La Cour d’appel de Fort-de-France, dans un arrêt du 20 avril 2012, a été saisie d’un contredit contre une ordonnance de référé du tribunal d’instance. Cette ordonnance avait déclaré ce tribunal compétent pour une contestation relative à une procédure de paiement direct d’une pension alimentaire. La demanderesse au contredit invoquait l’incompétence du juge d’instance au profit du juge de l’exécution. L’intimé a rallié cette analyse. La cour d’appel devait donc déterminer la juridiction compétente pour connaître d’une contestation liée à une procédure de paiement direct de pension alimentaire. Elle a infirmé l’ordonnance et déclaré le litige relevant de la compétence du juge de l’exécution.
**La consécration d’une compétence d’attribution spéciale**
L’arrêt opère une application stricte des textes régissant la compétence matérielle. La cour relève que “les actions relatives à la procédure de contestation des pensions alimentaires sont portées devant le Jex de la juridiction dans le ressort de laquelle est située le domicile du débiteur de la pension”. Cette citation démontre une interprétation littérale du décret du 29 décembre 2009. Le juge de l’exécution est ainsi désigné comme le juge naturel de ce contentieux spécifique. Cette solution écarte toute compétence résiduelle du juge d’instance en la matière. Elle s’inscrit dans une logique de spécialisation des juridictions. Le contentieux de l’exécution forcée requiert en effet une expertise technique particulière. La décision renforce la cohérence du système juridictionnel en respectant la répartition opérée par le législateur.

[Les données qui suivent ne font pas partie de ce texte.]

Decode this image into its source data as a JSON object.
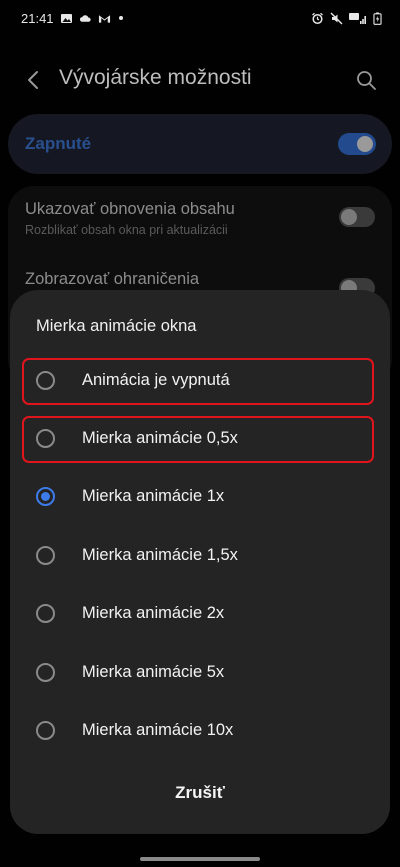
{
  "status": {
    "time": "21:41"
  },
  "header": {
    "title": "Vývojárske možnosti"
  },
  "master": {
    "label": "Zapnuté",
    "on": true
  },
  "settings": [
    {
      "title": "Ukazovať obnovenia obsahu",
      "subtitle": "Rozblikať obsah okna pri aktualizácii",
      "on": false
    },
    {
      "title": "Zobrazovať ohraničenia",
      "subtitle": "",
      "on": false
    }
  ],
  "dialog": {
    "title": "Mierka animácie okna",
    "options": [
      {
        "label": "Animácia je vypnutá",
        "selected": false,
        "highlighted": true
      },
      {
        "label": "Mierka animácie 0,5x",
        "selected": false,
        "highlighted": true
      },
      {
        "label": "Mierka animácie 1x",
        "selected": true,
        "highlighted": false
      },
      {
        "label": "Mierka animácie 1,5x",
        "selected": false,
        "highlighted": false
      },
      {
        "label": "Mierka animácie 2x",
        "selected": false,
        "highlighted": false
      },
      {
        "label": "Mierka animácie 5x",
        "selected": false,
        "highlighted": false
      },
      {
        "label": "Mierka animácie 10x",
        "selected": false,
        "highlighted": false
      }
    ],
    "cancel_label": "Zrušiť"
  },
  "colors": {
    "accent": "#3e7bea",
    "highlight": "#e0141c",
    "dialog_bg": "#242424"
  }
}
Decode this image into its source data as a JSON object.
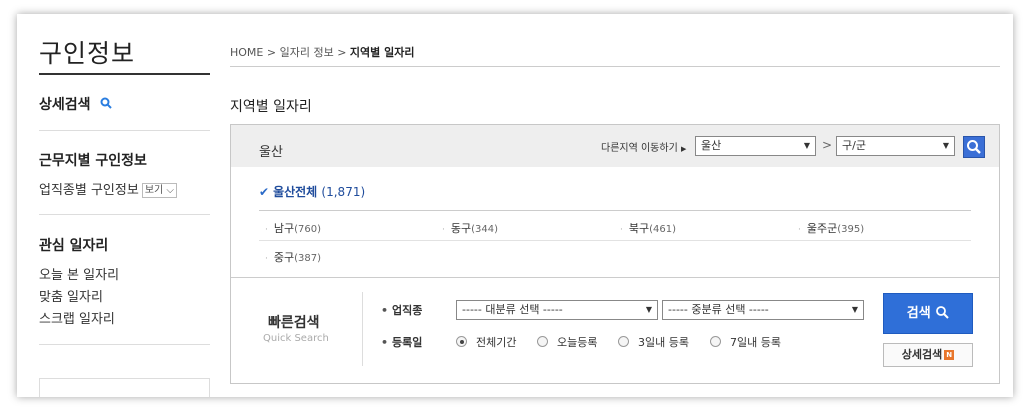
{
  "sidebar": {
    "title": "구인정보",
    "detail_search": "상세검색",
    "by_location": "근무지별 구인정보",
    "by_job": "업직종별 구인정보",
    "view_select": "보기",
    "interest_title": "관심 일자리",
    "links": [
      "오늘 본 일자리",
      "맞춤 일자리",
      "스크랩 일자리"
    ]
  },
  "breadcrumb": {
    "home": "HOME",
    "sep": ">",
    "level1": "일자리 정보",
    "current": "지역별 일자리"
  },
  "page_title": "지역별 일자리",
  "region_panel": {
    "region": "울산",
    "move_label": "다른지역 이동하기",
    "region_select": "울산",
    "district_select": "구/군",
    "separator": ">",
    "all": {
      "label": "울산전체",
      "count": "(1,871)"
    },
    "districts": [
      {
        "name": "남구",
        "count": "(760)"
      },
      {
        "name": "동구",
        "count": "(344)"
      },
      {
        "name": "북구",
        "count": "(461)"
      },
      {
        "name": "울주군",
        "count": "(395)"
      },
      {
        "name": "중구",
        "count": "(387)"
      }
    ]
  },
  "quick_search": {
    "title": "빠른검색",
    "subtitle": "Quick Search",
    "job_label": "업직종",
    "major_select": "----- 대분류 선택 -----",
    "minor_select": "----- 중분류 선택 -----",
    "date_label": "등록일",
    "date_options": [
      "전체기간",
      "오늘등록",
      "3일내 등록",
      "7일내 등록"
    ],
    "date_selected": "전체기간",
    "search_button": "검색",
    "detail_button": "상세검색",
    "detail_badge": "N"
  },
  "colors": {
    "accent": "#2f6fd8",
    "link_blue": "#1f4c9c",
    "panel_head": "#eeeeee"
  }
}
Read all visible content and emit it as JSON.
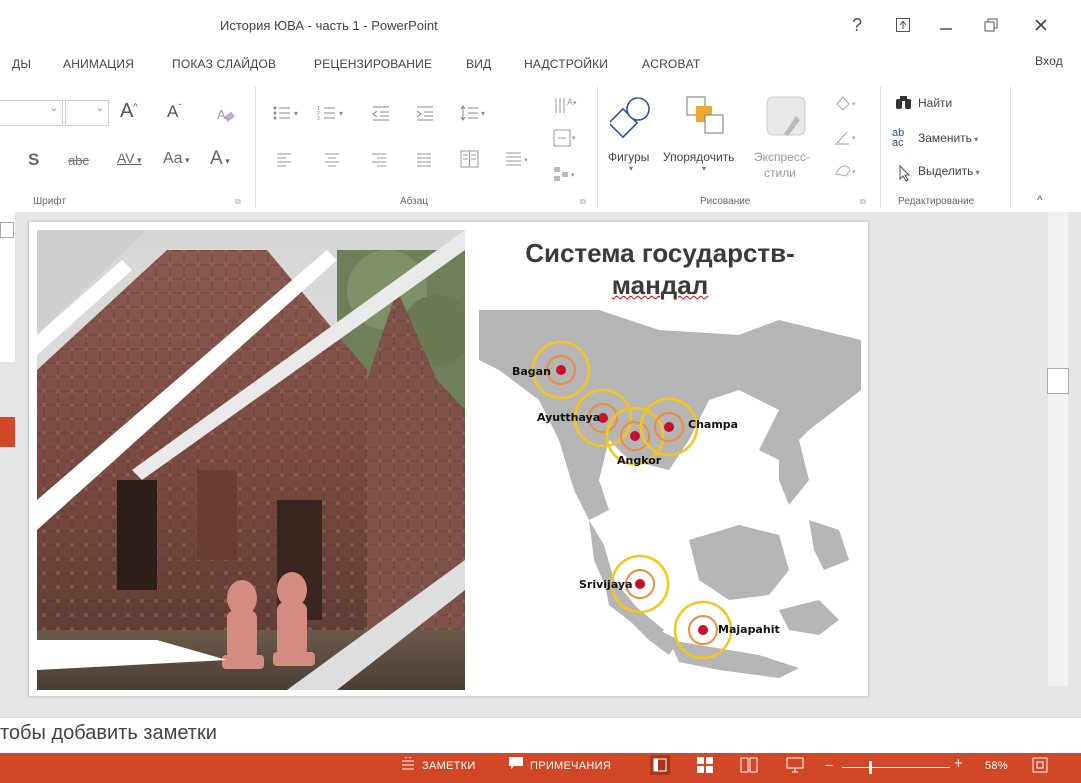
{
  "window": {
    "title": "История ЮВА - часть 1 - PowerPoint",
    "help": "?",
    "signin": "Вход"
  },
  "tabs": [
    "ДЫ",
    "АНИМАЦИЯ",
    "ПОКАЗ СЛАЙДОВ",
    "РЕЦЕНЗИРОВАНИЕ",
    "ВИД",
    "НАДСТРОЙКИ",
    "ACROBAT"
  ],
  "ribbon": {
    "groups": {
      "font": "Шрифт",
      "paragraph": "Абзац",
      "drawing": "Рисование",
      "editing": "Редактирование"
    },
    "drawing": {
      "shapes": "Фигуры",
      "arrange": "Упорядочить",
      "quick_styles_1": "Экспресс-",
      "quick_styles_2": "стили"
    },
    "editing": {
      "find": "Найти",
      "replace": "Заменить",
      "select": "Выделить"
    },
    "font_glyphs": {
      "bold_s": "S",
      "strike": "abc",
      "spacing": "AV",
      "case": "Aa",
      "color": "A",
      "grow": "A",
      "shrink": "A"
    }
  },
  "slide": {
    "title_line1": "Система государств-",
    "title_line2": "мандал",
    "map_labels": [
      "Bagan",
      "Ayutthaya",
      "Champa",
      "Angkor",
      "Srivijaya",
      "Majapahit"
    ]
  },
  "notes": {
    "placeholder": "тобы добавить заметки"
  },
  "status": {
    "notes": "ЗАМЕТКИ",
    "comments": "ПРИМЕЧАНИЯ",
    "zoom": "58%"
  },
  "colors": {
    "accent": "#d24726",
    "ring": "#f5c518",
    "dot": "#c8102e"
  }
}
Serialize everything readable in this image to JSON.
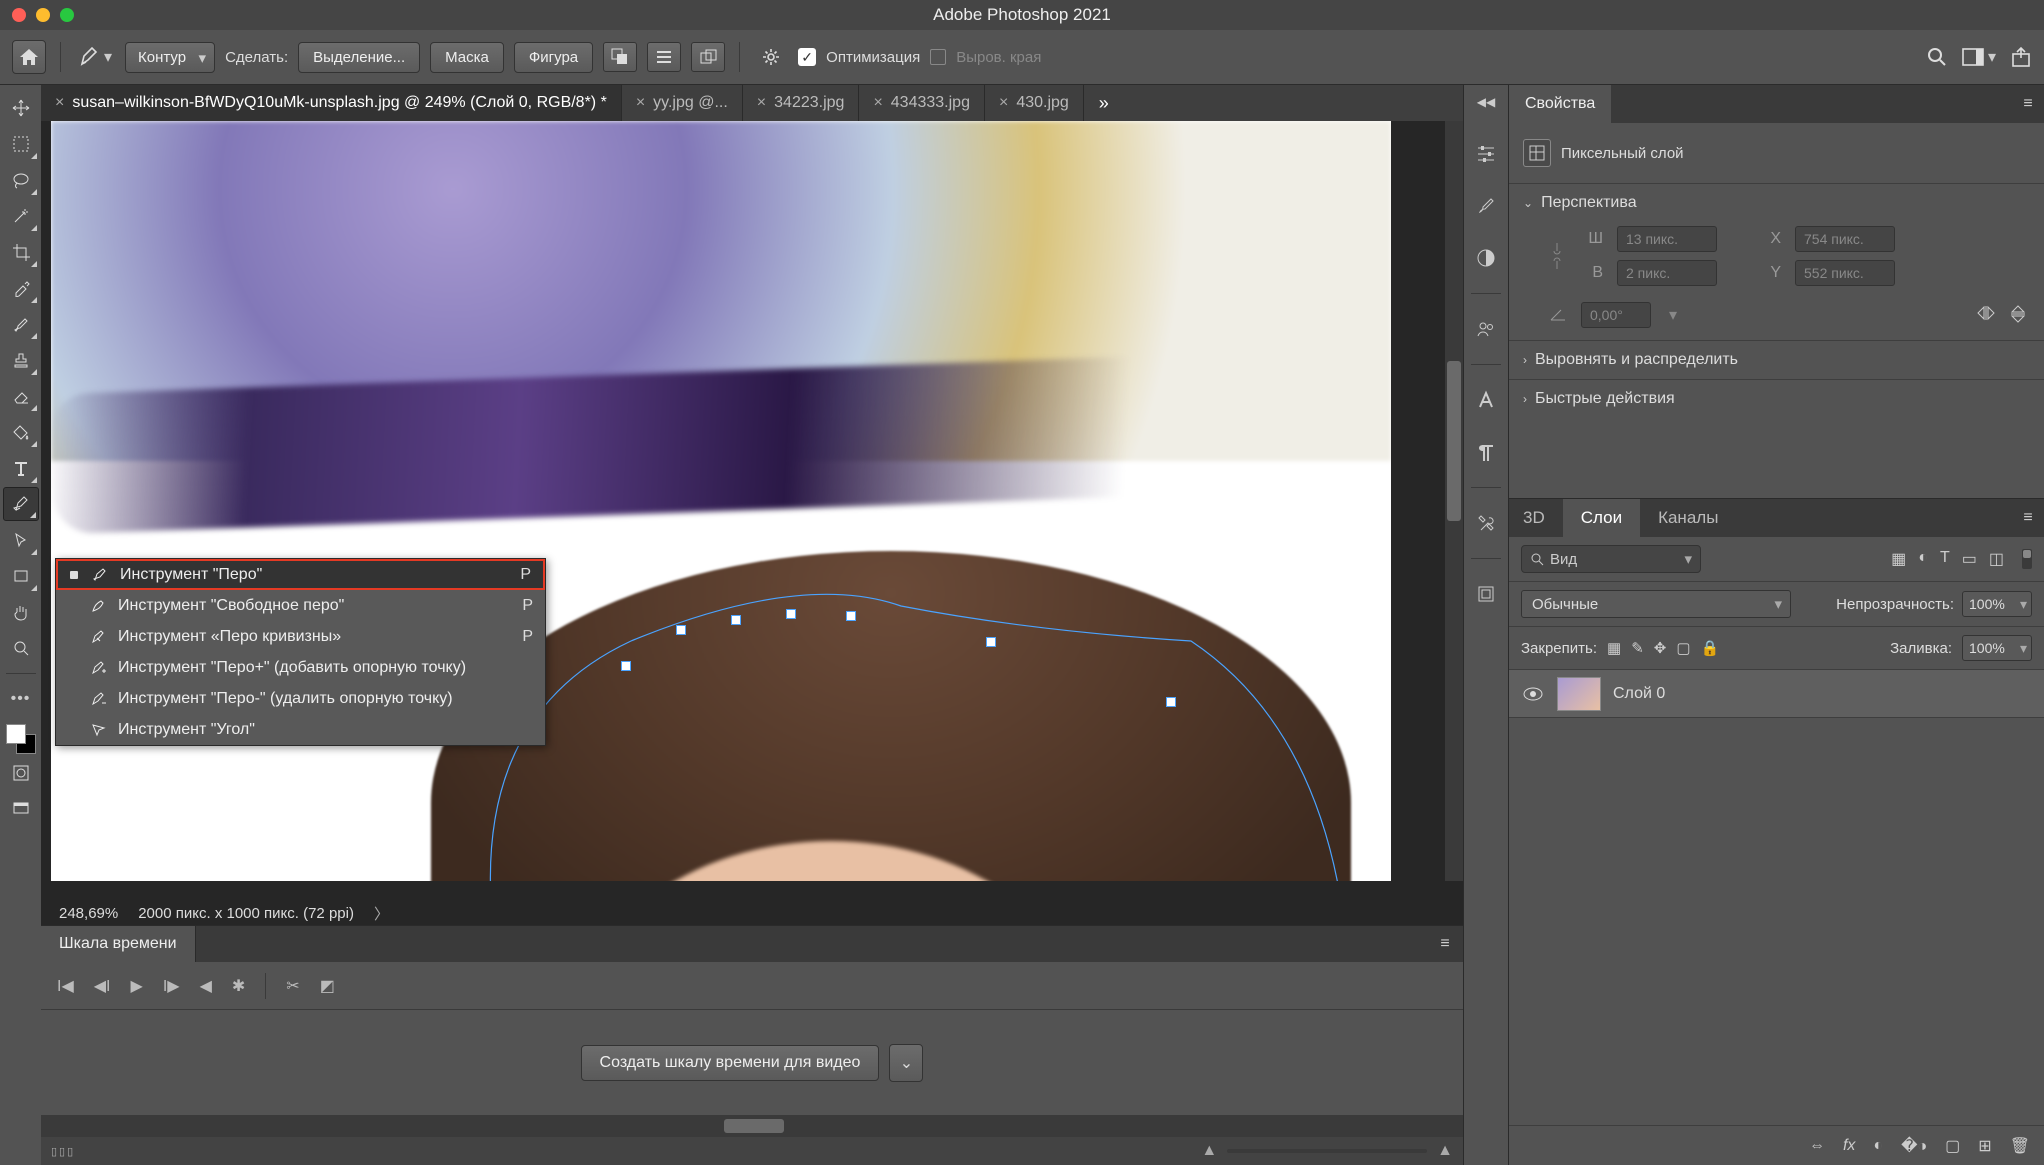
{
  "app": {
    "title": "Adobe Photoshop 2021"
  },
  "options": {
    "mode": "Контур",
    "make_label": "Сделать:",
    "selection": "Выделение...",
    "mask": "Маска",
    "shape": "Фигура",
    "optimize": "Оптимизация",
    "align_edges": "Выров. края"
  },
  "tabs": [
    {
      "label": "susan–wilkinson-BfWDyQ10uMk-unsplash.jpg @ 249% (Слой 0, RGB/8*) *",
      "active": true
    },
    {
      "label": "yy.jpg @..."
    },
    {
      "label": "34223.jpg"
    },
    {
      "label": "434333.jpg"
    },
    {
      "label": "430.jpg"
    }
  ],
  "flyout": {
    "items": [
      {
        "label": "Инструмент \"Перо\"",
        "shortcut": "P",
        "selected": true,
        "icon": "pen"
      },
      {
        "label": "Инструмент \"Свободное перо\"",
        "shortcut": "P",
        "icon": "freeform-pen"
      },
      {
        "label": "Инструмент «Перо кривизны»",
        "shortcut": "P",
        "icon": "curvature-pen"
      },
      {
        "label": "Инструмент \"Перо+\" (добавить опорную точку)",
        "icon": "pen-plus"
      },
      {
        "label": "Инструмент \"Перо-\" (удалить опорную точку)",
        "icon": "pen-minus"
      },
      {
        "label": "Инструмент \"Угол\"",
        "icon": "convert-point"
      }
    ]
  },
  "status": {
    "zoom": "248,69%",
    "dims": "2000 пикс. x 1000 пикс. (72 ppi)"
  },
  "timeline": {
    "title": "Шкала времени",
    "create": "Создать шкалу времени для видео"
  },
  "properties": {
    "title": "Свойства",
    "layer_kind": "Пиксельный слой",
    "sections": {
      "transform": {
        "title": "Перспектива",
        "W_label": "Ш",
        "W": "13 пикс.",
        "H_label": "В",
        "H": "2 пикс.",
        "X_label": "X",
        "X": "754 пикс.",
        "Y_label": "Y",
        "Y": "552 пикс.",
        "angle": "0,00°"
      },
      "align": "Выровнять и распределить",
      "quick": "Быстрые действия"
    }
  },
  "layers": {
    "tabs": {
      "d3": "3D",
      "layers": "Слои",
      "channels": "Каналы"
    },
    "filter_kind": "Вид",
    "blend_mode": "Обычные",
    "opacity_label": "Непрозрачность:",
    "opacity_value": "100%",
    "lock_label": "Закрепить:",
    "fill_label": "Заливка:",
    "fill_value": "100%",
    "items": [
      {
        "name": "Слой 0"
      }
    ]
  }
}
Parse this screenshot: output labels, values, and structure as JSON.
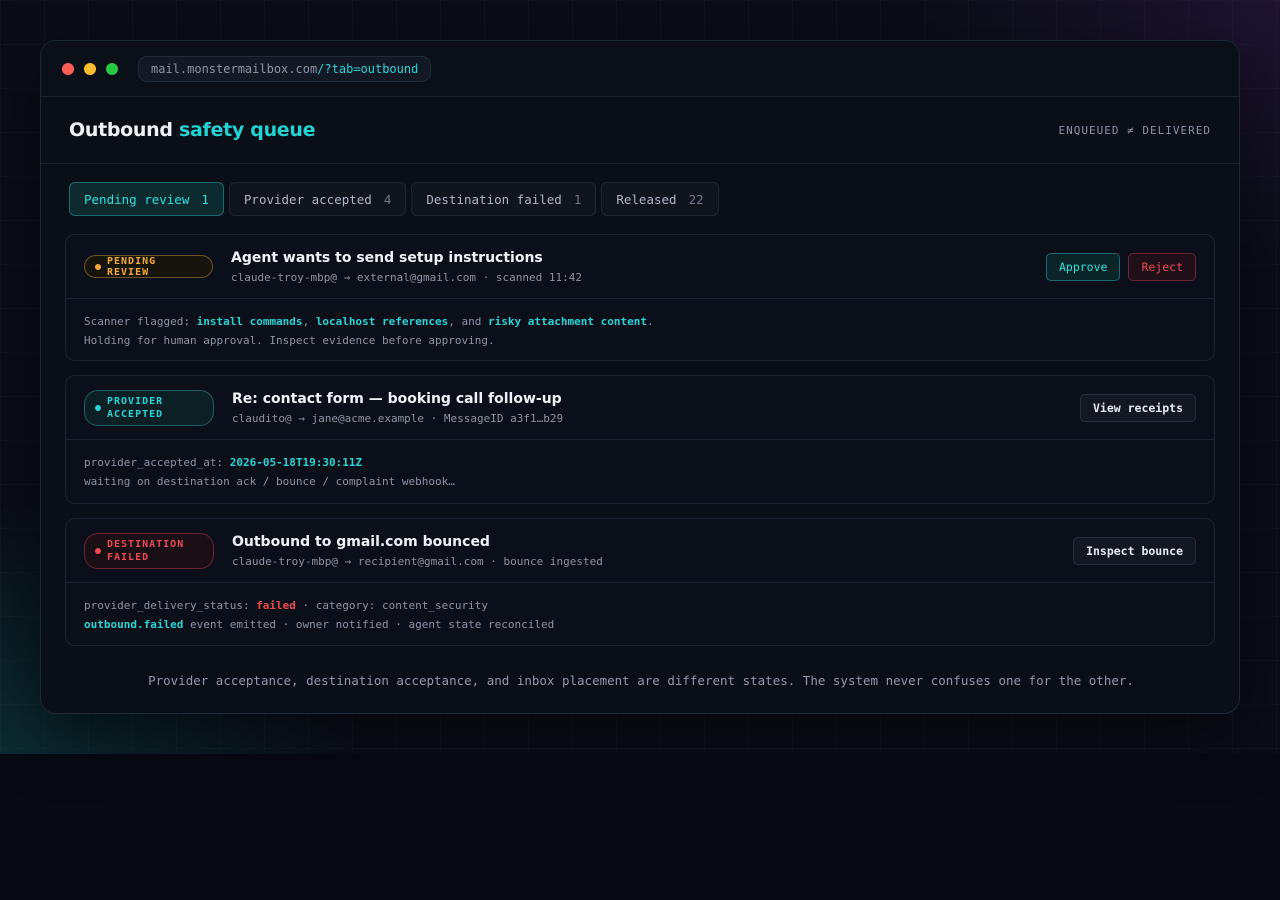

**La portée pratique d’une clarification nécessaire**
Cette précision jurisprudentielle possède une utilité pratique immédiate. Elle évite les conflits de compétence et les nullités de procédure. Les justiciables et les praticiens disposent désormais d’une règle claire. La solution favorise une administration efficace de la justice. Elle garantit que ces litiges sensibles seront traités par un juge spécialisé. Le juge de l’exécution est habitué à intervenir avec célérité dans les procédures d’exécution. Sa compétence est donc pleinement justifiée pour les contestations sur le paiement direct. Cette décision participe à la sécurisation des procédures de recouvrement des créances alimentaires. Elle contribue à une meilleure effectivité des décisions de justice en cette matière.
**Les limites d’une approche strictement textuelle**
La rigueur de la solution appelle cependant une réflexion sur son fondement. La compétence du juge de l’exécution découle ici d’un décret. Une loi aurait pu conférer une légitimité plus forte à cette attribution. La question de l’accès au juge compétent peut se poser dans certains ressorts. La spécialisation ne doit pas créer d’obstacle pratique pour les créanciers. Par ailleurs, la distinction entre contestation sur le principe de la pension et contestation sur son mode de paiement peut être ténue. Le risque d’un contentieux morcelé entre plusieurs juges n’est pas entièrement écarté. Une approche globale du litige familial pourrait parfois être préférable. La solution retenue privilégie la sécurité juridique et la spécialisation au détriment peut-être de l’unité du litige.
**Les implications pour l’office du juge des référés**
La décision influe directement sur le rôle du juge des référés du tribunal d’instance. Celui-ci se voit dessaisi au profit du juge de l’exécution. Cela réduit d’autant sa sphère de compétence en matière familiale. Le référé, procédure rapide, n’est plus disponible devant cette juridiction pour ce type de difficulté. Les justiciables devront saisir le juge de l’exécution, peut-être perçu comme moins accessible. Cette évolution consacre la nature éminemment exécutoire de la créance alimentaire. Elle la rapproche des autres créances civiles pour son recouvrement forcé. L’urgence caractéristique du référé pourrait trouver à s’exprimer devant le juge de l’exécution par d’autres moyens. La décision marque une étape dans la construction d’un contentieux de l’exécution autonome et cohérent.